Monday, July 20, 2009

The Lake

When I was in the fourth grade my mother went back to work. My parents arranged for our after school care to be provided by the parents of Harvey Jr. and Gary. Gary was my age; Harvey Jr. was my sister’s. Neither my sister nor I were particularly friendly with these boys.  They just happened to be in our classes.

Every school day we would walk to Gary and Harvey’s home.  This wasn’t an ordinary Silver Lake home, it WAS Silver Lake. The boys’ dad was the caretaker of Silver Lake Reservoir and they lived in a compound within the fence.  It was like living in a private park.  Adventures abounded.

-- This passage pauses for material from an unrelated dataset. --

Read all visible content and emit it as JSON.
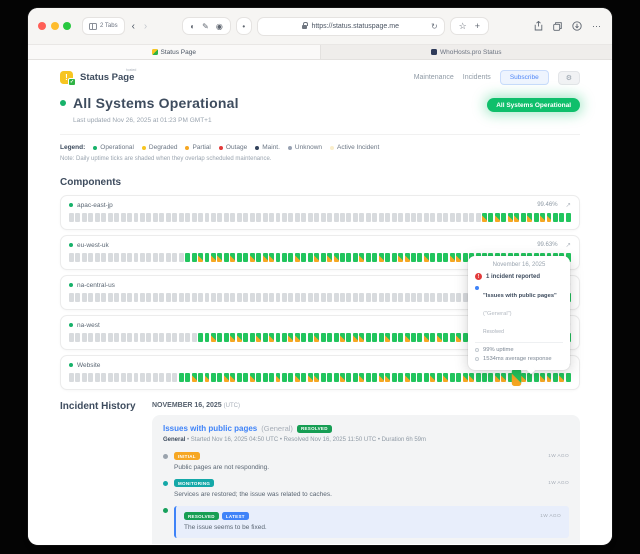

One day after school. we ventured into the laboratory that tested the reservoir water. The scientist, surrounded by test tubes and charts, and having plenty of free time on his hands, asked our names and spelling. He wrote each name with a thick leaded pencil onto strips of paper. Then he weighted our names on a small scale.  Until then, and never since, was I aware that a name could weigh something.  Unless it’s something like Hitler. 

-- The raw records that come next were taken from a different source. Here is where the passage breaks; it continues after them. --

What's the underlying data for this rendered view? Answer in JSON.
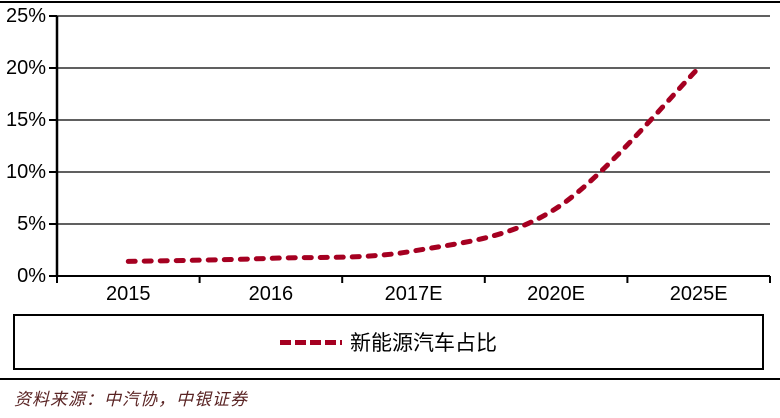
{
  "chart_data": {
    "type": "line",
    "title": "",
    "xlabel": "",
    "ylabel": "",
    "categories": [
      "2015",
      "2016",
      "2017E",
      "2020E",
      "2025E"
    ],
    "series": [
      {
        "name": "新能源汽车占比",
        "values": [
          1.4,
          1.7,
          2.4,
          6.5,
          20.0
        ],
        "color": "#A50021",
        "line_style": "dashed",
        "smooth": true
      }
    ],
    "ylim": [
      0,
      25
    ],
    "ytick_values": [
      0,
      5,
      10,
      15,
      20,
      25
    ],
    "ytick_labels": [
      "0%",
      "5%",
      "10%",
      "15%",
      "20%",
      "25%"
    ],
    "grid": true,
    "axis_color": "#000000",
    "legend_position": "bottom-box"
  },
  "legend": {
    "label": "新能源汽车占比",
    "swatch_color": "#A50021"
  },
  "footer": {
    "source_label": "资料来源：中汽协，中银证券"
  }
}
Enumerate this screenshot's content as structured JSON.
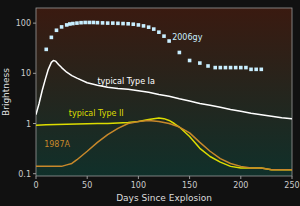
{
  "chart_data": {
    "type": "line",
    "xlabel": "Days Since Explosion",
    "ylabel": "Brightness",
    "xlim": [
      0,
      250
    ],
    "ylim": [
      0.09,
      200
    ],
    "xticks": [
      0,
      50,
      100,
      150,
      200,
      250
    ],
    "yticks": [
      0.1,
      1,
      10,
      100
    ],
    "log": "y",
    "grid": false,
    "series": [
      {
        "type": "scatter",
        "marker": "square",
        "color": "#c8eeff",
        "x": [
          10,
          15,
          20,
          25,
          30,
          33,
          36,
          40,
          44,
          48,
          52,
          56,
          60,
          65,
          70,
          75,
          80,
          85,
          90,
          95,
          100,
          105,
          110,
          115,
          120,
          125,
          130,
          140,
          150,
          160,
          168,
          175,
          180,
          185,
          190,
          195,
          200,
          205,
          210,
          215,
          220
        ],
        "values": [
          30,
          52,
          72,
          84,
          92,
          96,
          98,
          100,
          102,
          103,
          103,
          103,
          102,
          101,
          100,
          100,
          99,
          98,
          97,
          95,
          92,
          88,
          83,
          76,
          66,
          55,
          44,
          26,
          18,
          16,
          14,
          13,
          13,
          13,
          13,
          13,
          13,
          13,
          12,
          12,
          12
        ]
      },
      {
        "type": "line",
        "color": "#ffffff",
        "x": [
          0,
          3,
          6,
          9,
          12,
          15,
          17,
          19,
          22,
          25,
          30,
          35,
          40,
          50,
          60,
          70,
          80,
          90,
          100,
          110,
          120,
          130,
          140,
          150,
          160,
          170,
          180,
          190,
          200,
          210,
          220,
          230,
          240,
          250
        ],
        "values": [
          1.5,
          2.5,
          4.5,
          7.5,
          12,
          16.5,
          18,
          17.5,
          15,
          13,
          10.5,
          9,
          8,
          6.5,
          5.8,
          5.3,
          5.0,
          4.8,
          4.5,
          4.2,
          3.8,
          3.5,
          3.1,
          2.8,
          2.5,
          2.3,
          2.1,
          1.9,
          1.75,
          1.6,
          1.5,
          1.4,
          1.3,
          1.25
        ]
      },
      {
        "type": "line",
        "color": "#dddd00",
        "x": [
          0,
          5,
          10,
          20,
          30,
          40,
          50,
          60,
          70,
          80,
          90,
          100,
          105,
          110,
          115,
          120,
          125,
          130,
          135,
          140,
          150,
          160,
          170,
          180,
          190,
          200,
          210,
          220,
          230,
          240,
          250
        ],
        "values": [
          0.92,
          0.93,
          0.94,
          0.96,
          0.97,
          0.98,
          0.99,
          1.0,
          1.0,
          1.02,
          1.05,
          1.1,
          1.15,
          1.2,
          1.25,
          1.28,
          1.25,
          1.15,
          1.0,
          0.85,
          0.55,
          0.32,
          0.22,
          0.17,
          0.14,
          0.13,
          0.13,
          0.13,
          0.12,
          0.12,
          0.12
        ]
      },
      {
        "type": "line",
        "color": "#c8882a",
        "x": [
          0,
          5,
          10,
          15,
          20,
          25,
          30,
          35,
          40,
          50,
          60,
          70,
          80,
          90,
          100,
          110,
          120,
          130,
          140,
          150,
          160,
          170,
          180,
          190,
          200,
          210,
          220,
          230,
          240,
          250
        ],
        "values": [
          0.14,
          0.14,
          0.14,
          0.14,
          0.14,
          0.14,
          0.15,
          0.16,
          0.19,
          0.28,
          0.42,
          0.6,
          0.8,
          1.0,
          1.1,
          1.15,
          1.1,
          1.0,
          0.85,
          0.65,
          0.42,
          0.28,
          0.2,
          0.16,
          0.14,
          0.13,
          0.13,
          0.12,
          0.12,
          0.12
        ]
      }
    ],
    "annotations": [
      {
        "text": "2006gy",
        "x": 133,
        "y": 52
      },
      {
        "text": "typical Type Ia",
        "x": 60,
        "y": 6.8
      },
      {
        "text": "typical Type II",
        "x": 32,
        "y": 1.55
      },
      {
        "text": "1987A",
        "x": 8,
        "y": 0.38
      }
    ]
  }
}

A regular duty of the caretaker was to keep ducks from establishing a home on the lake. Harvey Sr. would put us in the motorboat and go out on the lake to shoot ducks.  Then we would have to pick them out of the water so they wouldn’t pollute it.  The small boat was awash with blood and feathers, and this was perhaps the grossest thing I had ever seen up to that point. And I think the family even ate the ducks.

It was quite a change being in a family that had boys.  There were older brothers as well. And a teenaged daughter whose room I snooped through when I was home from school with some ailment; the thrill of my paper dolls having waned. I learned odd things like how to hone an axe on a grindstone, how to ride a boys bike with gears and that inexplicable bar that hits your crotch, and that the olives on the tree in the yard were nothing like the Lindsey ones we ate at my house. I learned how to insert caps into guns and to love the smell of the gunpowder.  And I stole my first thing at the lake too.  Harvey Jr. wore a rabbit’s foot chained to the belt loop of his Levis.  Under the guise of wrestling, I got him down, unclipped it and he was never the wiser.  I still feel guilty.  And now that I think about it, a rabbit’s foot was almost as gross as the bloody ducks.

 

 

 

 

 

1 comment:

  1. I would have stolen the rabbit's foot too.